Having searched through countless Tudor coronary reports, Gunn came across the report of a young Jane Shaxspeare drowning in 1569, with “tantalising” links to Ophelia. Due to the similarities of the names, Gunn told the Cherwell, Shaxspeare and Shakespeare might well have been cousins as not much is known about Shakespeare’s family beyond his father. Furthermore, as both Shakespeare and Shaxspeare lived only 20 miles apart and were only 3 years apart in age, it is very likely that William would have been aware of this story and drawn some inspiration from it.
The coroner’s report describes the two and a half year old Jane Shaxspeare picking marigolds in a stream by Upton Millpond, Worcestershire, and then falling in, upon which she “instantly died”. As concluded by the report, “And thus the aforesaid flowers were the cause of death of the aforesaid Jane”.
Gunn commented, “I don’t think we can know whether Jane Shaxspere’s drowning really inspired William to come up with the character of Ophelia, but it’s quite possible”.
The research forms part of a four year project with the Economic and Social Research Council, intended to discover as much as possible from coroner’s reports in sixteenth-century England.

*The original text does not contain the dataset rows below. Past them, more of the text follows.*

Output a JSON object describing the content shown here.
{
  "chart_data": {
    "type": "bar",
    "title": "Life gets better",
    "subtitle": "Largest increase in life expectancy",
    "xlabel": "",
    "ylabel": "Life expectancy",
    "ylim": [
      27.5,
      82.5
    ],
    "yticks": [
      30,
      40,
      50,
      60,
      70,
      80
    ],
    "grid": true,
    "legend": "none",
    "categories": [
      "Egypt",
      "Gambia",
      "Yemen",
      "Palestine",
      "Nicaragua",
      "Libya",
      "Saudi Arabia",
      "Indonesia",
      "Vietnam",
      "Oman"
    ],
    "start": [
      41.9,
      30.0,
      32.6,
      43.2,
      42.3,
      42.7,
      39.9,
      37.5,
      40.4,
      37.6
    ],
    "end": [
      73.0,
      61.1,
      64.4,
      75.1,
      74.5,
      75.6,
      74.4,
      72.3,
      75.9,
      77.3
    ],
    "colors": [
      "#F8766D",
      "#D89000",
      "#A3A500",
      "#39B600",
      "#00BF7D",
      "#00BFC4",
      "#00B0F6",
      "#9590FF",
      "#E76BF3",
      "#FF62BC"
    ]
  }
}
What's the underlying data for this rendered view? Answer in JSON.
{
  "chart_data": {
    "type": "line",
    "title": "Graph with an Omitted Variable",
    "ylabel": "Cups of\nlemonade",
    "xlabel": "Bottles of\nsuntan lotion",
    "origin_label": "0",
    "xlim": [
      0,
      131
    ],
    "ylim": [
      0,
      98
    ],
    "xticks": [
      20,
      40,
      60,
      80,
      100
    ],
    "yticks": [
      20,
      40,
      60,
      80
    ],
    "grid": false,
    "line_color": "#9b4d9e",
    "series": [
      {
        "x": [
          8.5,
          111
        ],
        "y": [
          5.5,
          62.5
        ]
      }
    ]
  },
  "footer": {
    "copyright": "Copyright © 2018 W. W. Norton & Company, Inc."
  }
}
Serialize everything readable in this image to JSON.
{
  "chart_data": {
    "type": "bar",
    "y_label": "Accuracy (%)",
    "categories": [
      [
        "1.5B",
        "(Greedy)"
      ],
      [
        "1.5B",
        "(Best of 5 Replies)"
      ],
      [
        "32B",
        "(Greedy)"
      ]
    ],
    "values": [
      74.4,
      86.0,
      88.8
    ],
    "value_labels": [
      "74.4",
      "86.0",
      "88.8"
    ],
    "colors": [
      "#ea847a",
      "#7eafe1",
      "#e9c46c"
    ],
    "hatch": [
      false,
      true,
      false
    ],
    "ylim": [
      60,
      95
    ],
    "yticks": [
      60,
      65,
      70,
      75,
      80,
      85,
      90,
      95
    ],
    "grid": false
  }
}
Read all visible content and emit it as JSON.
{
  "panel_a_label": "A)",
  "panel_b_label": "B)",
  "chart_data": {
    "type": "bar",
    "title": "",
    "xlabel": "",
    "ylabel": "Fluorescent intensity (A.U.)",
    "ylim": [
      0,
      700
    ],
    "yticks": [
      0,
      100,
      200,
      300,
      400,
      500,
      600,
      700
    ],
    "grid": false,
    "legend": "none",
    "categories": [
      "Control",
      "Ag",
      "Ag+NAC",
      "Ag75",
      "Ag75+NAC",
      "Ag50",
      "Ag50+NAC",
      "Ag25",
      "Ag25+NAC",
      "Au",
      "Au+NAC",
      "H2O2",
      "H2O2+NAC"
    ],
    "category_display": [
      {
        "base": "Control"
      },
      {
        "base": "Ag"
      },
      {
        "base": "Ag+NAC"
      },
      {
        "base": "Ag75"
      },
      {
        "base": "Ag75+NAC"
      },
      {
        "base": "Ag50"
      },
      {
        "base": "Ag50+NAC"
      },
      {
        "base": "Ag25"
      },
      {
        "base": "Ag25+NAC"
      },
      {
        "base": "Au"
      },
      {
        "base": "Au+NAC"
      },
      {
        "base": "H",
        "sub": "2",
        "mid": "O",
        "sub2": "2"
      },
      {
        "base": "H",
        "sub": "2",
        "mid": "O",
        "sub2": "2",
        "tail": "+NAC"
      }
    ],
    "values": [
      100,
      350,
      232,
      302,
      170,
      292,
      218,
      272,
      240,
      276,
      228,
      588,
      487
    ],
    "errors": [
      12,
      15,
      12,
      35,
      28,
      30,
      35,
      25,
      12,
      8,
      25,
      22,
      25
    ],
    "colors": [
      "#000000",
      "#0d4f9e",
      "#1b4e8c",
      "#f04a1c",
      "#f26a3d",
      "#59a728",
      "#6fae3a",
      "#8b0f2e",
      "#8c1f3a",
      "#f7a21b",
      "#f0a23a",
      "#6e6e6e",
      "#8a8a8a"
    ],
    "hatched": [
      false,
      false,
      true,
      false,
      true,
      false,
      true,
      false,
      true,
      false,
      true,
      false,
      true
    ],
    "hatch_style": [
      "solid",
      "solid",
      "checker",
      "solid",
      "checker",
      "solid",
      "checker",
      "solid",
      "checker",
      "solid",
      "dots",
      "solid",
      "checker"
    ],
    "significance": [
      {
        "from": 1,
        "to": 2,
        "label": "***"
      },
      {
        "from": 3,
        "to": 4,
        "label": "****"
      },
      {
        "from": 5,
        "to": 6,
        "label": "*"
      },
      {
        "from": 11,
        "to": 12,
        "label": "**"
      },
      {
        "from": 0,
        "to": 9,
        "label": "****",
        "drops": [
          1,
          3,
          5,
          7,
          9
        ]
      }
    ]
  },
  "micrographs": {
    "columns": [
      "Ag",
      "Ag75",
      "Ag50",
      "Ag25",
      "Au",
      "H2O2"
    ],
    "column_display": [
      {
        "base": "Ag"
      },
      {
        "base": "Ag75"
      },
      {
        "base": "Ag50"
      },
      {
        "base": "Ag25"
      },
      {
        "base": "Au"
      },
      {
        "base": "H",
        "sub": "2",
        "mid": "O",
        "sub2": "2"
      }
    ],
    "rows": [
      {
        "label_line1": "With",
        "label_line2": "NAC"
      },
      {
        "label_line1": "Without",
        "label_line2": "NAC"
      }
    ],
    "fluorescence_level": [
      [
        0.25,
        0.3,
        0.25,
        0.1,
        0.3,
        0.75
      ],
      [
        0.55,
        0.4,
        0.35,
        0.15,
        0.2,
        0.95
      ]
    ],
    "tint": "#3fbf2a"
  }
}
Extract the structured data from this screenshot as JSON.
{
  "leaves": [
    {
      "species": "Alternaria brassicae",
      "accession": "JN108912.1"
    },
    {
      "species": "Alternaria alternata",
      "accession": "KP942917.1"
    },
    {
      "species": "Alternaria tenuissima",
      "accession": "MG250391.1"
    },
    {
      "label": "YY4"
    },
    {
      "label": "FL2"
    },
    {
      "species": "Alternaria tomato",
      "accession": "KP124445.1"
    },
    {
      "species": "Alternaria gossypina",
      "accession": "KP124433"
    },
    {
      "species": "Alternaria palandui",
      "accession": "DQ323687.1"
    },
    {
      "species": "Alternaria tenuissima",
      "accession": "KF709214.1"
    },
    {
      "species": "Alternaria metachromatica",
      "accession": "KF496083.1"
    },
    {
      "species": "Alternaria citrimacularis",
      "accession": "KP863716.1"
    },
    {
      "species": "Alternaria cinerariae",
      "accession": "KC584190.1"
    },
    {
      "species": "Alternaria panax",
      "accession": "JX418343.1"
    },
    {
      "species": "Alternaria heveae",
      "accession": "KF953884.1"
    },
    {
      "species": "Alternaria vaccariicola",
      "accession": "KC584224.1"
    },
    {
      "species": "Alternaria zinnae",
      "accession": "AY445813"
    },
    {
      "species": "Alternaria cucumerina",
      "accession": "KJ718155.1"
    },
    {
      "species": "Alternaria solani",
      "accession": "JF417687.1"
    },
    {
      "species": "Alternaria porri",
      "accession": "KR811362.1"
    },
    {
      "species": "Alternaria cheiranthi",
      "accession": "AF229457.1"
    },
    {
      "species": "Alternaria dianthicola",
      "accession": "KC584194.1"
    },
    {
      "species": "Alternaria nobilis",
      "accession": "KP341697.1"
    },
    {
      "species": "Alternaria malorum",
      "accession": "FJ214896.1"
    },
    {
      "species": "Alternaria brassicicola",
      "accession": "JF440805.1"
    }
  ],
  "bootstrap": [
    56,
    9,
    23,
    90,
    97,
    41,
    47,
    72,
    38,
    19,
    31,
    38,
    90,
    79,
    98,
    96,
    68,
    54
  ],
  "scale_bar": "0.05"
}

Gunn continued, “Coroners’ reports of fatal accidents are a useful and hitherto under-studied way of exploring everyday life in Tudor England”.
Many of the reported Tudor deaths have appeared almost farcical however, with at least 3 people being killed by performing bears.
One Scottish figure also died having reportedly been trying to display a popular ‘pastime’ from his native country, involving lying down and being tied up. Even more mysterious is the man who died from his testicles being crushed during a ‘Christmas game’.
Gunn advice to History and English students is simply that the discovery of Jane Shaxspeare “is a reminder of the fascinating things out there to be found in archives”.